Ce qui frappe c’est l’euphémisation du sort fait aux Palestiniens, le refus d’appeler un chat un chat, le refus de qualifier de crimes de guerre, le cas échéant de crimes contre l’humanité, à propos de certaines des exactions commises par l’armée israélienne au nom de « la guerre contre le Hamas » ; le refus aussi de dire que ce que nous voyons tous, à savoir, l’engagement d’un processus de destruction de masse dans la bande de Gaza, du fait de l’effondrement des conditions sanitaires et du blocage du tout ravitaillement de la population civile, condamnée à mourir d’épuisement, de maladie et désormais de famine, quand ce n’est pas sous les bombes ; le refus de dire l’évidence, à savoir que cette politique de destruction systématique des installations civiles vise à rendre inhabitable la bande de Gaza pour longtemps, et à contraindre de ce fait ses habitants au départ, ce qui s’appelle un déplacement forcé de population civile.
2. Le refus de qualifier et de dénoncer clairement ce qui s’est passé le 7 octobre 2023 en Israël.

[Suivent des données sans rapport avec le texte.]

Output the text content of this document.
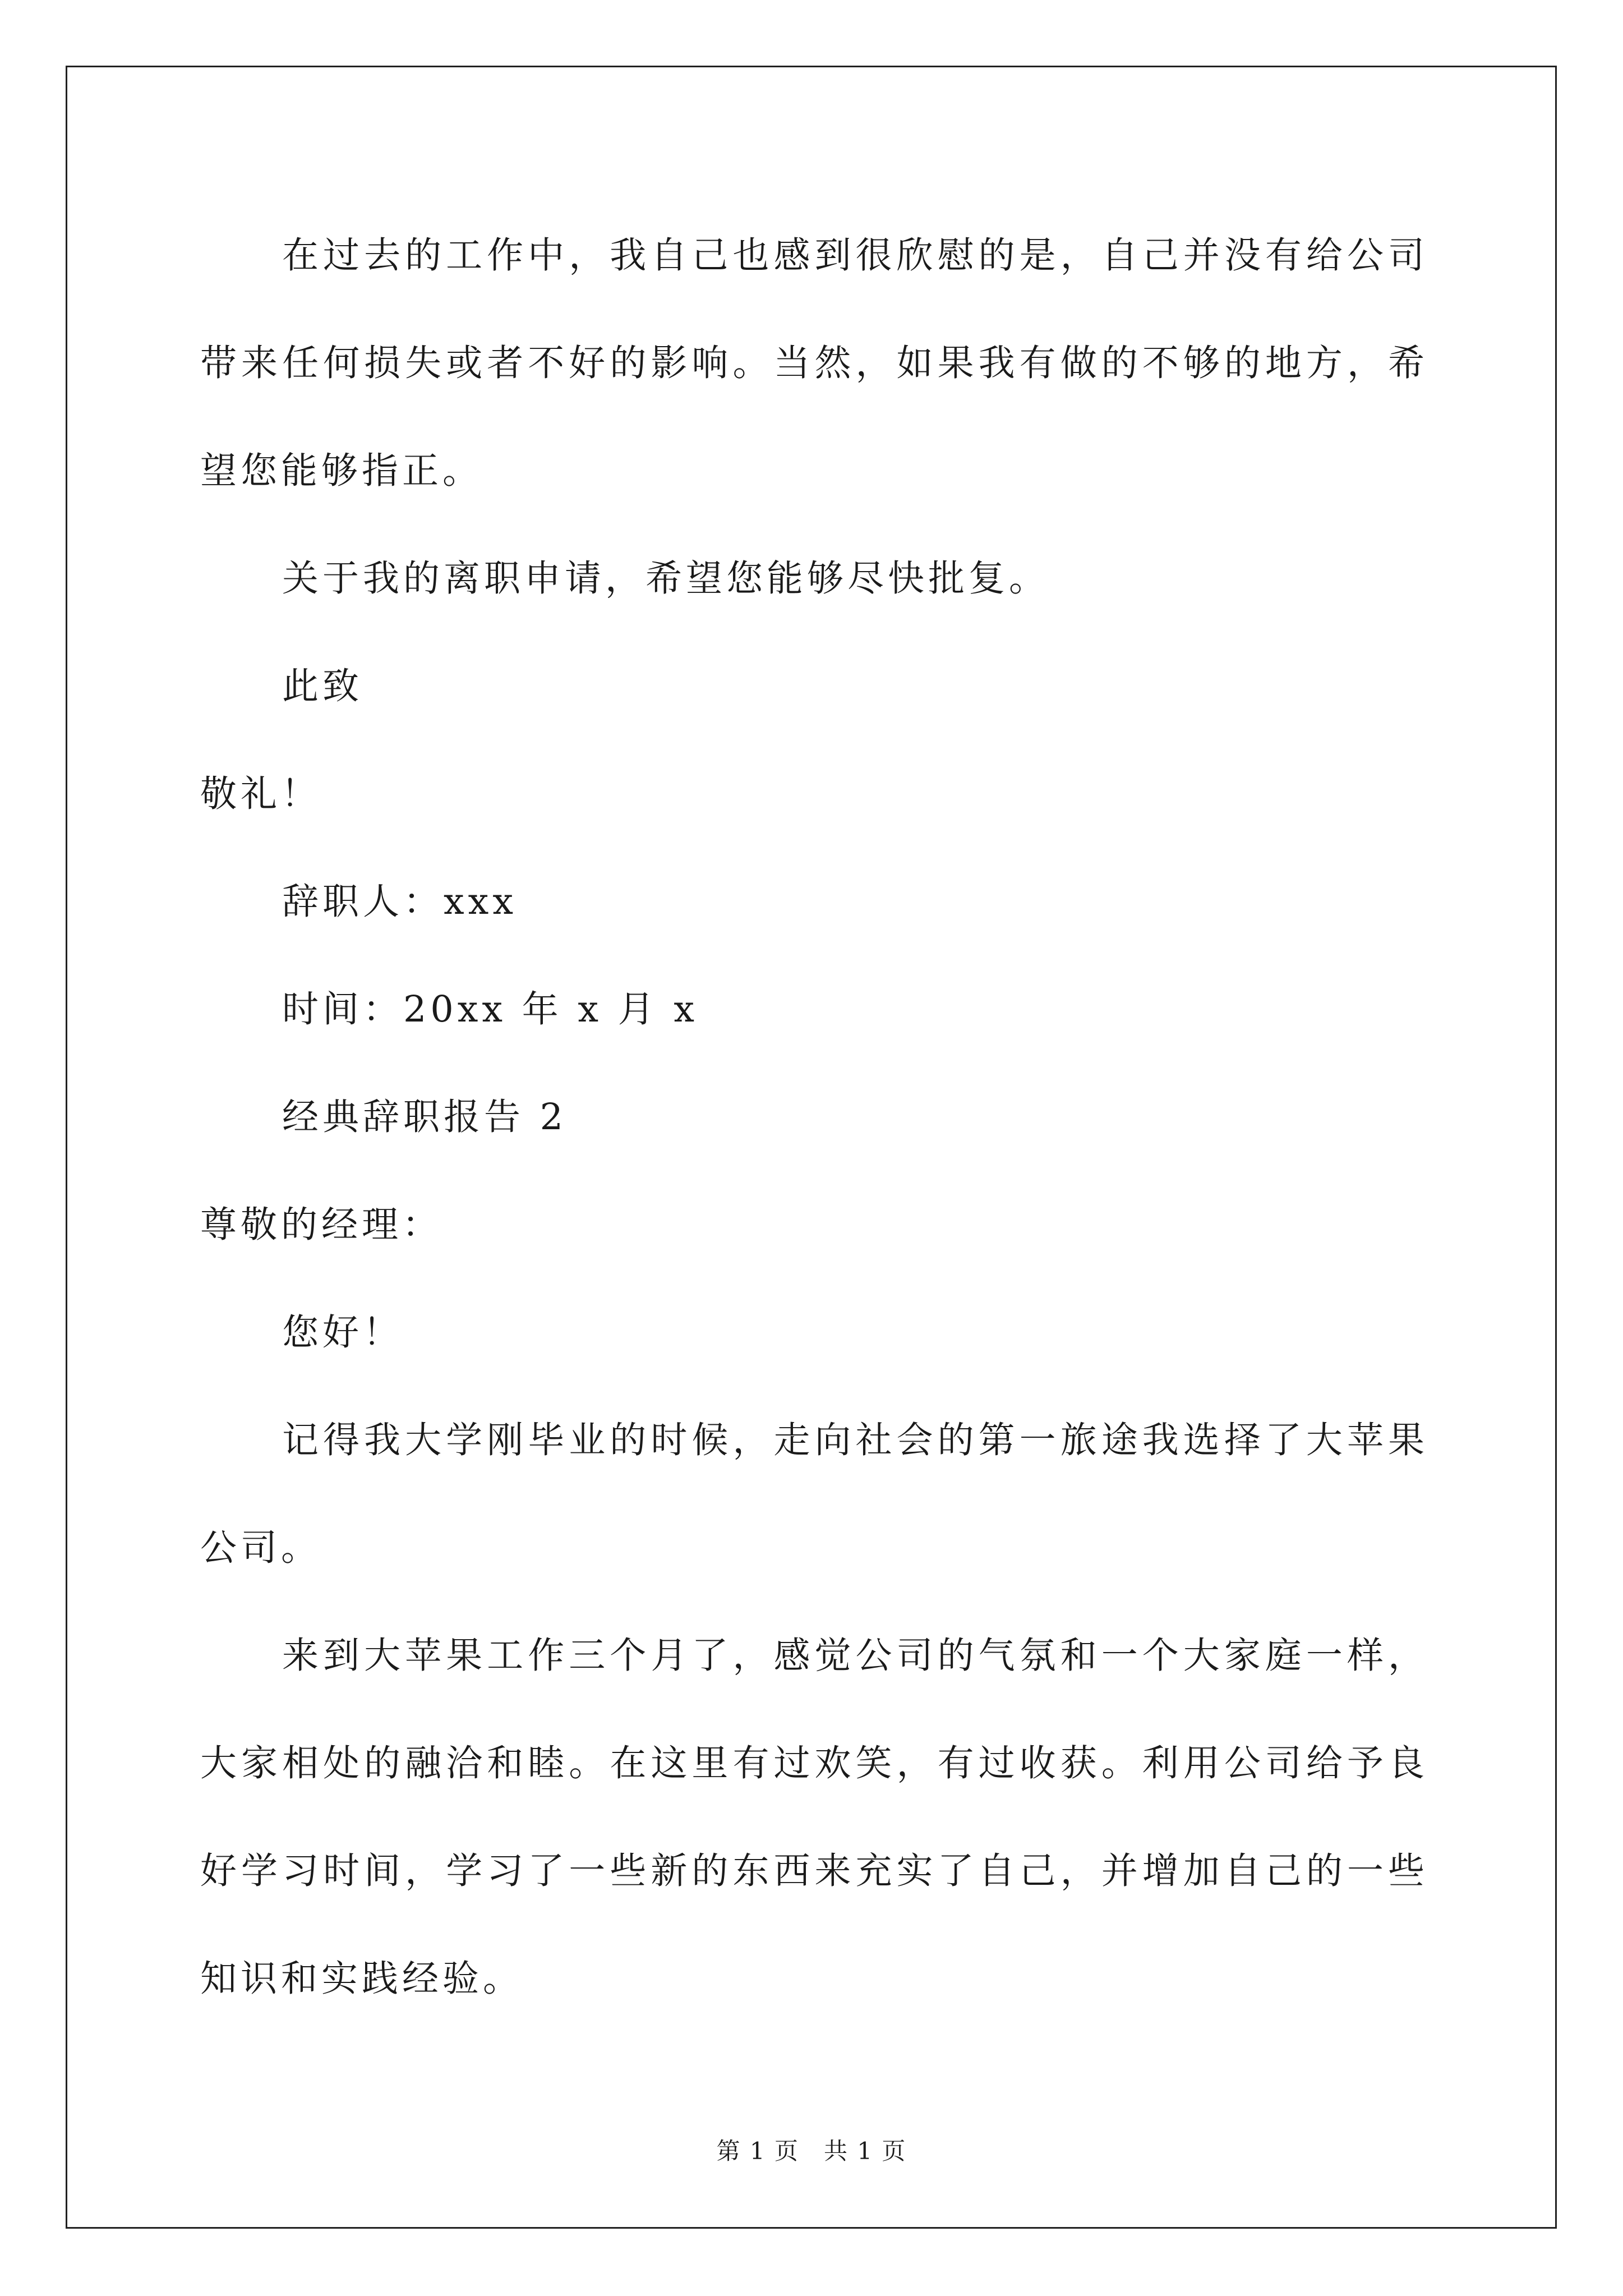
在过去的工作中，我自己也感到很欣慰的是，自己并没有给公司带来任何损失或者不好的影响。当然，如果我有做的不够的地方，希望您能够指正。

关于我的离职申请，希望您能够尽快批复。

此致

敬礼！

辞职人：xxx

时间：20xx 年 x 月 x

经典辞职报告 2

尊敬的经理：

您好！

记得我大学刚毕业的时候，走向社会的第一旅途我选择了大苹果公司。

来到大苹果工作三个月了，感觉公司的气氛和一个大家庭一样，大家相处的融洽和睦。在这里有过欢笑，有过收获。利用公司给予良好学习时间，学习了一些新的东西来充实了自己，并增加自己的一些知识和实践经验。

第 1 页　共 1 页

Ce qui frappe aussi, c’est la faillite d’une certaine gauche radicale, incapable d’exprimer sa révulsion devant la barbarie et une condamnation sans réserve ni équivoque, ne serait-ce que par décence, c’est-à-dire sans rien dire de plus au moment même où l’on découvrait l’ampleur des atrocités et des crimes. Ce qui frappe, c’est ici aussi le refus d’appeler un chat un chat, de qualifier de terroristes des actes terroristes, jusqu’à consacrer le massacre de ces civils israéliens « d’actes de résistance à Israël » (Danièle Obono, Judith Butler, plus tard). Et au-delà de l’indécence, de l’idéologie ou des calculs politiciens pitoyables, cette faillite intellectuelle et politique consitant à identifier les actions du Hamas à des « actes de résistance », sans questionner cette « résistance », sans demander ou dire, à quoi et en vue de quoi, cette résistance-là résiste.
La résistance ?
La plongée adoucissante dans l’esprit islamique constitue une priorité pour la société qui affronte un ennemi à la cruauté nazie dans ses pratiques, un ennemi qui ne fait aucune distinction entre l’homme et la femme, le vieillard et le jeune. […] Le nazisme des Juifs vise également les femmes et les enfants : ils terrorisent l’ensemble de la population […] Par leurs actes monstrueux, ils se comportent avec les gens comme les pires criminels de guerre.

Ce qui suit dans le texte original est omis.